The findings of this preliminary morphological study suggest the presence of membrane disintegration and remodelling mechanisms in the tumours. The newly-formed membranes expressed high concentrations of inflammatory cell receptors that can confer adhesive properties.

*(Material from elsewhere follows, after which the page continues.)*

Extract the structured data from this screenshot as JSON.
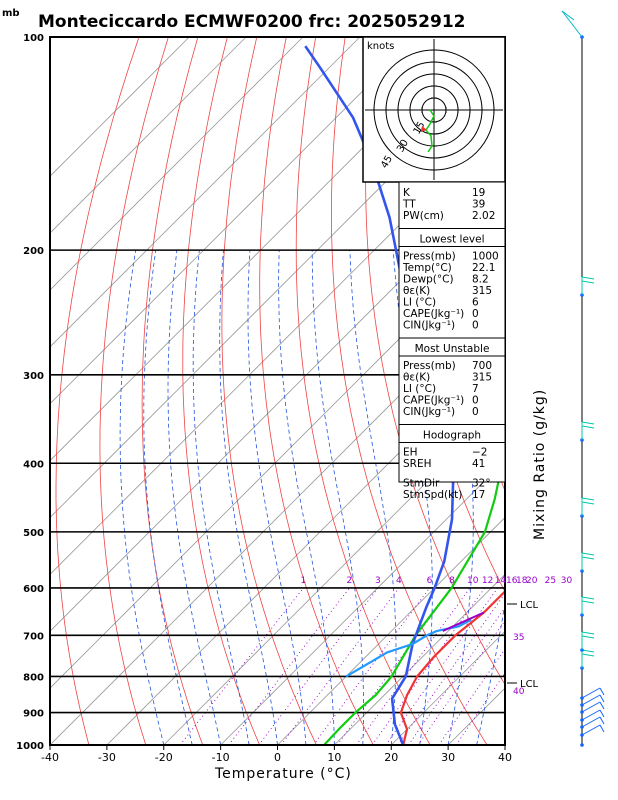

我们最近研究了炎症性肠病(IBD)患者炎症肠道组织样本中产生免疫球蛋白细胞(IPC)的定位,并确定了B淋巴细胞浸润的两种主要模式:一种以小B1细胞样IgM + / CD79 + / CD20 - / CD21 - / CD23 - / CD5 ± IPC的中度强基质定位为特征,另一种以具有不规则核的IPC的腺周定位为特征,这些IPC具有B细胞亚群特有的表面标志物(IgM和CD79),但其λ和κ链存在定量差异。对同一批患者还检测了CD15 + 受体,其定位于炎症细胞表面或肠上皮隐窝中。炎症组织中CD15 + 受体的分布仅限于细胞结构。本研究的目的是分析来自癌前息肉或腺癌患者的肠道活检标本中IPC和CD15 + 细胞形态或分布的变化。
使用多克隆山羊抗人μ链通过免疫荧光分析IPC。使用免疫过氧化物酶法检测癌前息肉标本的B细胞表面表型λ和κ链、CD79、CD20、CD21和CD23。使用免疫过氧化物酶法和单克隆抗CD15 IgM评估CD15 + 细胞。
该研究纳入了14例患者(4例癌前息肉患者和10例结直肠癌患者)。所有活检标本中μ链和CD15标志物的分布各不相同,但在癌前息肉标本中勾勒出正常细胞结构。对μ链阳性细胞的B细胞表面表型分析确定了一个CD79 + / CD20 - / CD21 - / CD23 - IPC亚群。某些区域的IPC显示出炎症细胞膜的散在崩解或单个细胞中荧光的积累。IPC膜崩解在所有腺癌样本中尤为明显,其中CD15标志物也显示上皮细胞受累。此外,10例腺癌样本中有6例具有非典型且重新组织的膜,其表达过量的两种受体并在肿瘤内分离出小部分组织。
这项初步形态学研究的结果表明肿瘤中存在膜崩解和重塑机制。新形成的膜表达高浓度的炎症细胞受体,可赋予黏附特性。